Бабушка моя приходилась по матери родной племянницей Мери, жене Лонгрена, и была едва ли не единственной среди всей нашей многочисленной наследственно-рассудительной родни, которую душевно обрадовали известия о необыкновенном замужестве Ассоль и запоздало, но искренне опечалил подробный рассказ заезжего торговца о ранней смерти тетки и печальном детстве кузины.
   Я помню душные летние вечера, звезды над садом и тихий бабушкин голос:
   - …и тогда Принц наклонился к Ассоль, подхватил ее на руки и спросил: «Узнала ли ты меня, дитя мое?»…
   Почему-то бабушка называла Артура Грея Принцем, хотя прекрасно знала его славное имя, донесенное в нашу глушь молвой.
   Наши вечера принадлежали только нам двоим. Дедушка - суровый крестьянин, не одобрял их, но и не препятствовал. В его роду не было принято обращать внимания на женские причуды - о дочерях вспоминали только когда приходила пора выдавать их замуж, о женах - после их смерти.
   По большому секрету бабушка рассказала мне, что больше, чем чудесная весть об Ассоль, в которой практичный дедушка не увидел для себя ни беды, ни выгоды,  его задевали рассказы о его двоюродном дяде Гарвее, который в пьяном бреду увидел однажды Бегущую по волнам и до конца дней с восторгом рассказывал о ней близким. Дедушка никогда не понимал, как брат его отца мог променять размеренную жизнь на земле, на зыбкую морскую стезю, и считал всю нашу «мокрую» родню чокнутой.
   Бабушка никогда не жаловалась на свою жизнь. Хотя выдавали ее замуж, не спрашивая согласия, деда уважать было за что. Младший сын богатого помещика, он в ранней юности ушел из семьи, своими руками выстроил тот дом, куда привел бабушку после свадьбы и всю свою жизнь честно трудился так, что нужды его семья не знала. Правда и особых радостей тоже. Как однажды призналась мне бабуля, дедушка не пил, не бил… и не любил.
   Моя мать была копией своего отца. Даже замуж вышла не по любви, а трезво прикинув, кто из ее многочисленных поклонников сможет обеспечить ей такую же ровную - без взлетов и падений - жизнь, какую вел дед. Она была благодарна моему отцу, за то, что он не обманул ее надежд. И только.

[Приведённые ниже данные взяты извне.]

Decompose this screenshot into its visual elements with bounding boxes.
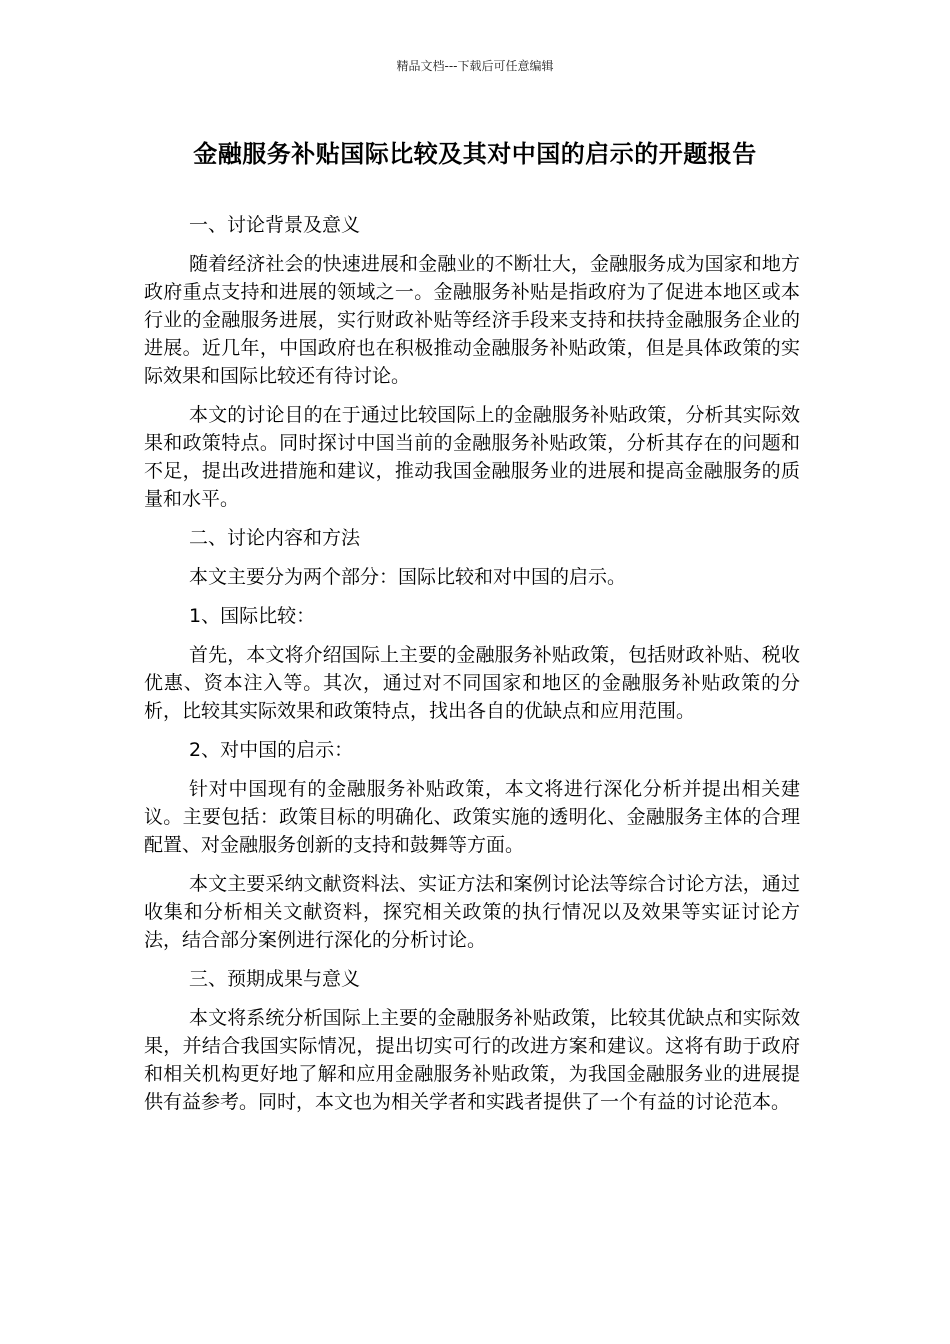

   А отец… Он в душе был волшебником. Но суровое детство - в двенадцать лет он уже кормил мать и двух младших, но трудная юность - в пятнадцать он стал молотобойцем на кузне, - приучили его жить без советов и сомнений. И потому, он дарил сказки те, которые придумывал сам, тому кому хотел, и тогда, когда считал нужным. Много лет спустя он так и не понял, почему же одаренные им, не чувствовали ни своего счастья, ни благодарности к нему.
   К счастью или к несчастью, но с бабушкой нам удавалось проводить не так уж много времени - 2-3 недели в году. А потому и сам образ моей бабули навсегда останется в моей памяти чем-то чудесным, было-небыльным…

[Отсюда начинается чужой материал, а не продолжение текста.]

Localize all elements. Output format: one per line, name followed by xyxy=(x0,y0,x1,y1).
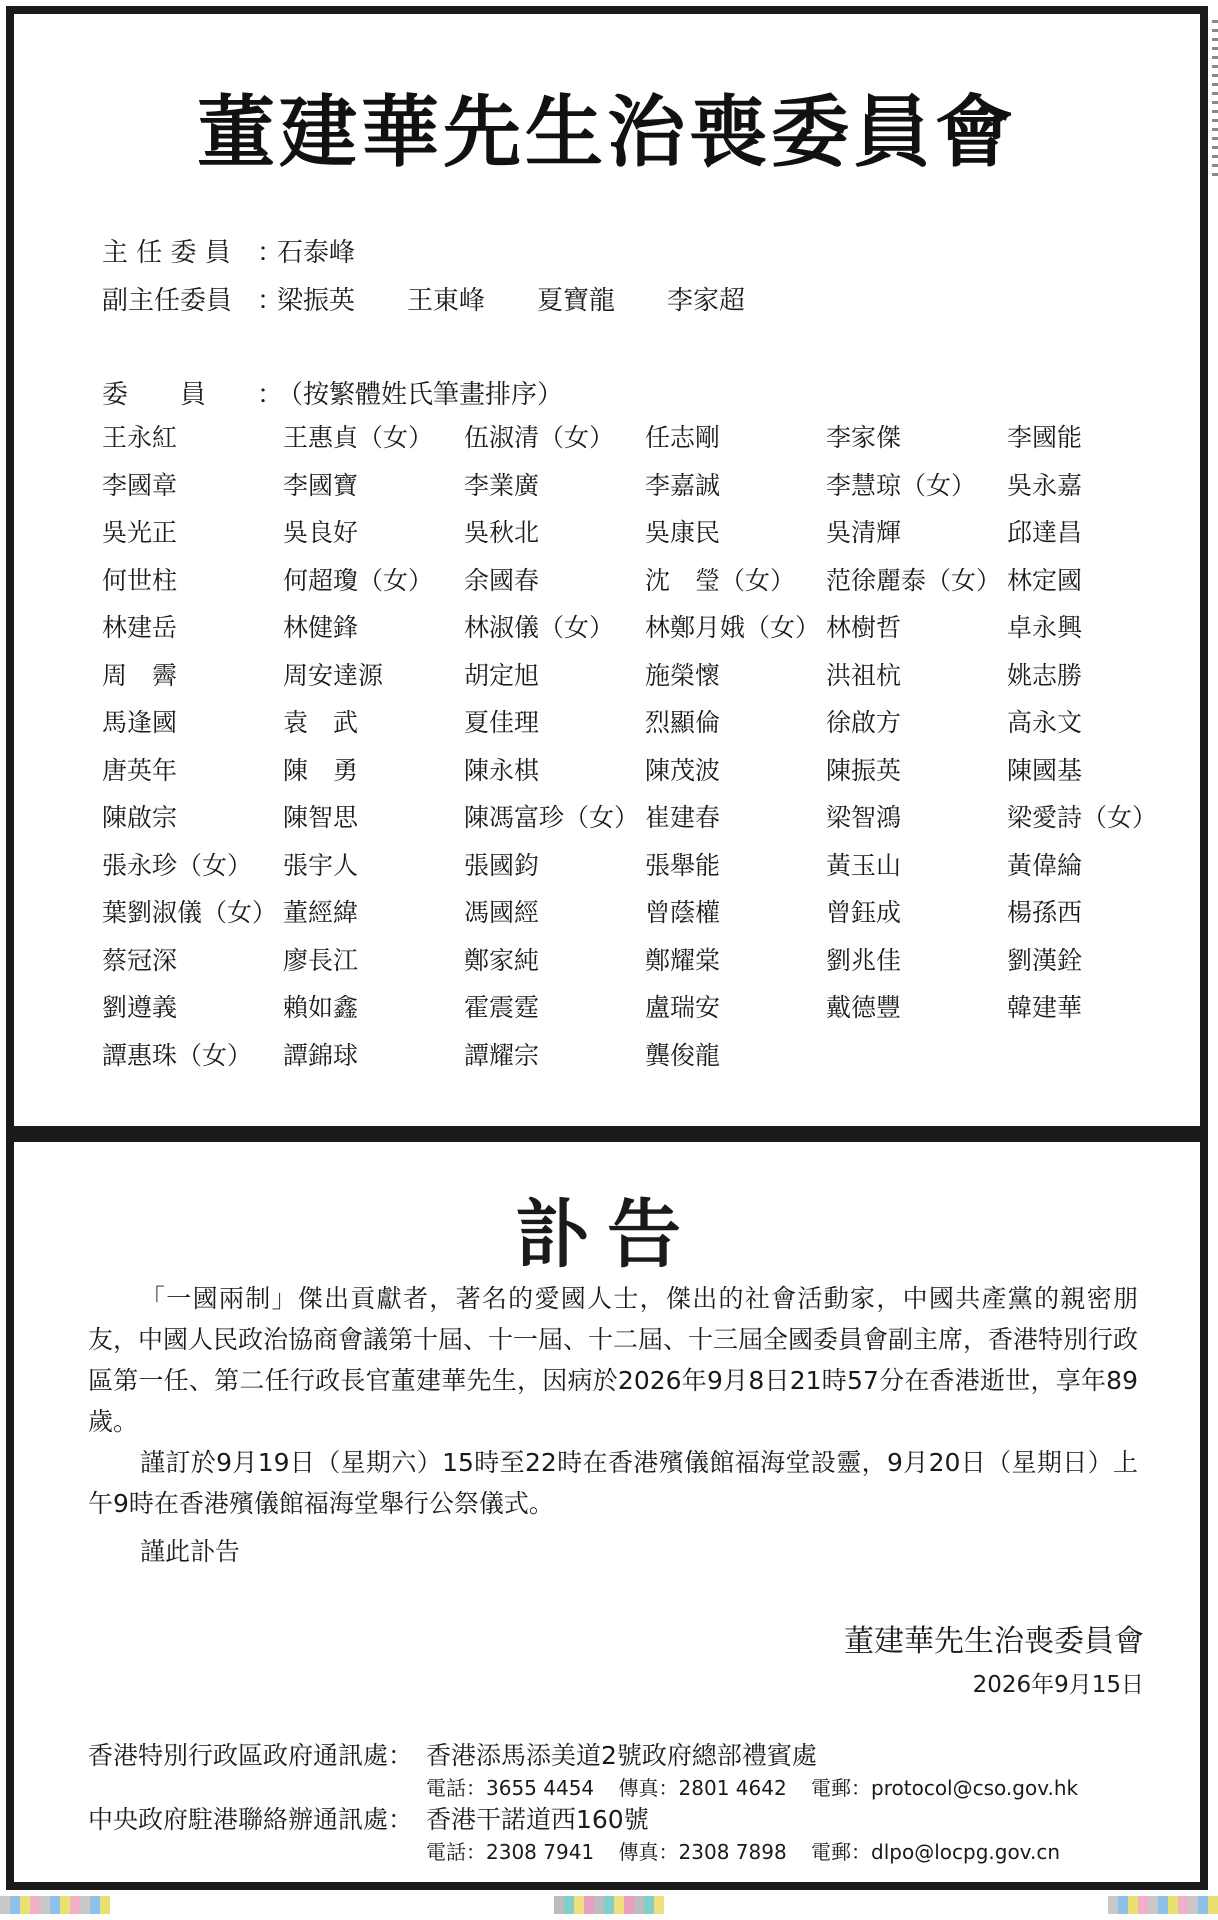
member-name: 戴德豐 xyxy=(826,993,902,1022)
vice-chair-line: 副主任委員 ：梁振英 王東峰 夏寶龍 李家超 xyxy=(102,280,797,317)
member-name: 李家傑 xyxy=(826,423,902,452)
member-name: 林淑儀（女） xyxy=(464,613,615,642)
obituary-paragraph: 「一國兩制」傑出貢獻者，著名的愛國人士，傑出的社會活動家，中國共產黨的親密朋友，中國人民政治協商會議第十屆、十一屆、十二屆、十三屆全國委員會副主席，香港特別行政區第一任、第二任行政長官董建華先生，因病於2026年9月8日21時57分在香港逝世，享年89歲。 xyxy=(88,1284,1139,1436)
member-name: 周 霽 xyxy=(102,660,178,690)
member-name: 陳永棋 xyxy=(464,755,540,785)
member-name: 馬逢國 xyxy=(102,708,178,737)
member-name: 崔建春 xyxy=(645,803,721,832)
member-name: 陳馮富珍（女） xyxy=(464,803,640,832)
member-name: 黃偉綸 xyxy=(1007,850,1083,880)
vice-chair-name: 夏寶龍 xyxy=(537,286,616,316)
vice-chair-label: 副主任委員 xyxy=(102,286,233,316)
member-name: 梁愛詩（女） xyxy=(1007,803,1158,832)
office-address: 香港添馬添美道2號政府總部禮賓處 xyxy=(426,1741,817,1770)
member-name: 楊孫西 xyxy=(1007,898,1083,927)
member-name: 李慧琼（女） xyxy=(826,470,977,500)
member-name: 賴如鑫 xyxy=(283,993,359,1022)
member-name: 李國寶 xyxy=(283,470,359,500)
member-name: 張舉能 xyxy=(645,850,721,880)
member-name: 盧瑞安 xyxy=(645,993,721,1022)
member-name: 張永珍（女） xyxy=(102,850,253,880)
member-name: 林樹哲 xyxy=(826,613,902,642)
member-name: 高永文 xyxy=(1007,708,1083,737)
vice-chair-name: 王東峰 xyxy=(407,286,486,316)
member-name: 張宇人 xyxy=(283,850,359,880)
member-name: 任志剛 xyxy=(645,423,721,452)
member-name: 唐英年 xyxy=(102,755,178,785)
member-name: 姚志勝 xyxy=(1007,660,1083,690)
office-label: 香港特別行政區政府通訊處： xyxy=(88,1741,414,1770)
member-name: 吳光正 xyxy=(102,518,178,547)
members-grid xyxy=(102,414,1162,1079)
chair-name: 石泰峰 xyxy=(277,238,356,268)
member-name: 林建岳 xyxy=(102,613,178,642)
member-name: 李國能 xyxy=(1007,423,1083,452)
member-name: 董經緯 xyxy=(283,898,359,927)
member-name: 吳秋北 xyxy=(464,518,540,547)
member-name: 伍淑清（女） xyxy=(464,423,615,452)
member-name: 鄭家純 xyxy=(464,945,540,975)
obituary-paragraph: 謹訂於9月19日（星期六）15時至22時在香港殯儀館福海堂設靈，9月20日（星期日）上午9時在香港殯儀館福海堂舉行公祭儀式。 xyxy=(88,1448,1138,1518)
member-name: 龔俊龍 xyxy=(645,1040,721,1070)
member-name: 洪祖杭 xyxy=(826,660,902,690)
member-name: 周安達源 xyxy=(283,660,384,690)
member-name: 范徐麗泰（女） xyxy=(826,565,1002,595)
member-name: 譚耀宗 xyxy=(464,1040,540,1070)
office-label: 中央政府駐港聯絡辦通訊處： xyxy=(88,1805,414,1834)
member-name: 林定國 xyxy=(1007,565,1083,595)
member-name: 曾蔭權 xyxy=(645,898,721,927)
member-name: 譚錦球 xyxy=(283,1040,359,1070)
member-name: 譚惠珠（女） xyxy=(102,1040,253,1070)
member-name: 曾鈺成 xyxy=(826,898,902,927)
member-name: 陳智思 xyxy=(283,803,359,832)
member-name: 施榮懷 xyxy=(645,660,721,690)
member-name: 霍震霆 xyxy=(464,993,540,1022)
members-header: 委 員 ：（按繁體姓氏筆畫排序） xyxy=(102,374,563,411)
office-email: 電郵：dlpo@locpg.gov.cn xyxy=(811,1840,1060,1864)
committee-title: 董建華先生治喪委員會 xyxy=(196,88,1017,178)
member-name: 余國春 xyxy=(464,565,540,595)
chair-label: 主 任 委 員 xyxy=(102,238,231,268)
member-name: 袁 武 xyxy=(283,708,359,737)
office-contact xyxy=(426,1836,1078,1865)
print-color-bar xyxy=(554,1896,664,1914)
member-name: 葉劉淑儀（女） xyxy=(102,898,278,927)
member-name: 陳振英 xyxy=(826,755,902,785)
member-name: 夏佳理 xyxy=(464,708,540,737)
vice-chair-name: 李家超 xyxy=(667,286,746,316)
member-name: 黃玉山 xyxy=(826,850,902,880)
member-name: 李國章 xyxy=(102,470,178,500)
member-name: 馮國經 xyxy=(464,898,540,927)
member-name: 何世柱 xyxy=(102,565,178,595)
member-name: 胡定旭 xyxy=(464,660,540,690)
member-name: 徐啟方 xyxy=(826,708,902,737)
member-name: 陳茂波 xyxy=(645,755,721,785)
members-label: 委 員 xyxy=(102,380,207,410)
obituary-signature: 董建華先生治喪委員會 xyxy=(844,1624,1144,1659)
obituary-title: 訃告 xyxy=(515,1192,699,1278)
office-phone: 電話：2308 7941 xyxy=(426,1840,595,1864)
office-fax: 傳真：2308 7898 xyxy=(618,1840,787,1864)
member-name: 吳良好 xyxy=(283,518,359,547)
member-name: 李業廣 xyxy=(464,470,540,500)
member-name: 陳啟宗 xyxy=(102,803,178,832)
member-name: 劉兆佳 xyxy=(826,945,902,975)
member-name: 何超瓊（女） xyxy=(283,565,434,595)
member-name: 吳康民 xyxy=(645,518,721,547)
member-name: 李嘉誠 xyxy=(645,470,721,500)
chair-line: 主 任 委 員 ：石泰峰 xyxy=(102,232,355,269)
member-name: 吳清輝 xyxy=(826,518,902,547)
member-name: 林鄭月娥（女） xyxy=(645,613,821,642)
member-name: 劉漢銓 xyxy=(1007,945,1083,975)
print-color-bar xyxy=(1108,1896,1218,1914)
office-address: 香港干諾道西160號 xyxy=(426,1805,649,1834)
print-registration-marks xyxy=(1212,20,1218,180)
member-name: 劉遵義 xyxy=(102,993,178,1022)
member-name: 梁智鴻 xyxy=(826,803,902,832)
member-name: 陳 勇 xyxy=(283,755,359,785)
member-name: 卓永興 xyxy=(1007,613,1083,642)
member-name: 王惠貞（女） xyxy=(283,423,434,452)
member-name: 吳永嘉 xyxy=(1007,470,1083,500)
vice-chair-name: 梁振英 xyxy=(277,286,356,316)
member-name: 沈 瑩（女） xyxy=(645,565,796,595)
print-color-bar xyxy=(0,1896,110,1914)
member-name: 陳國基 xyxy=(1007,755,1083,785)
funeral-committee-panel xyxy=(6,6,1208,1134)
member-name: 林健鋒 xyxy=(283,613,359,642)
member-name: 烈顯倫 xyxy=(645,708,721,737)
obituary-date: 2026年9月15日 xyxy=(972,1672,1144,1698)
member-name: 廖長江 xyxy=(283,945,359,975)
obituary-panel xyxy=(6,1134,1208,1890)
member-name: 王永紅 xyxy=(102,423,178,452)
member-name: 邱達昌 xyxy=(1007,518,1083,547)
member-name: 鄭耀棠 xyxy=(645,945,721,975)
office-contact xyxy=(426,1772,1096,1801)
member-name: 張國鈞 xyxy=(464,850,540,880)
obituary-closing: 謹此訃告 xyxy=(140,1537,241,1566)
office-email: 電郵：protocol@cso.gov.hk xyxy=(811,1776,1079,1800)
member-name: 蔡冠深 xyxy=(102,945,178,975)
office-fax: 傳真：2801 4642 xyxy=(618,1776,787,1800)
member-name: 韓建華 xyxy=(1007,993,1083,1022)
office-phone: 電話：3655 4454 xyxy=(426,1776,595,1800)
members-sort-note: （按繁體姓氏筆畫排序） xyxy=(277,380,564,410)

   Да и вся моя жизнь никогда не казалась мне реальной. Так и живу «наивной чукотской девочкой» все свои… страшно подумать сколько лет.
   Как-то человек, чье слово мне дороже самого дорого, удивился:
- Сколько тебя жизнь ни бьет мордой об стенку, а ты не мудреешь!
  Я решила на досуге подсчитать «сколько», а заодно и попытаться извлечь из этих уроков жизни хоть что-нибудь полезное. Подсчитывала, как в свое время учила уроки - сначала самое интересное, под конец - самое трудное.   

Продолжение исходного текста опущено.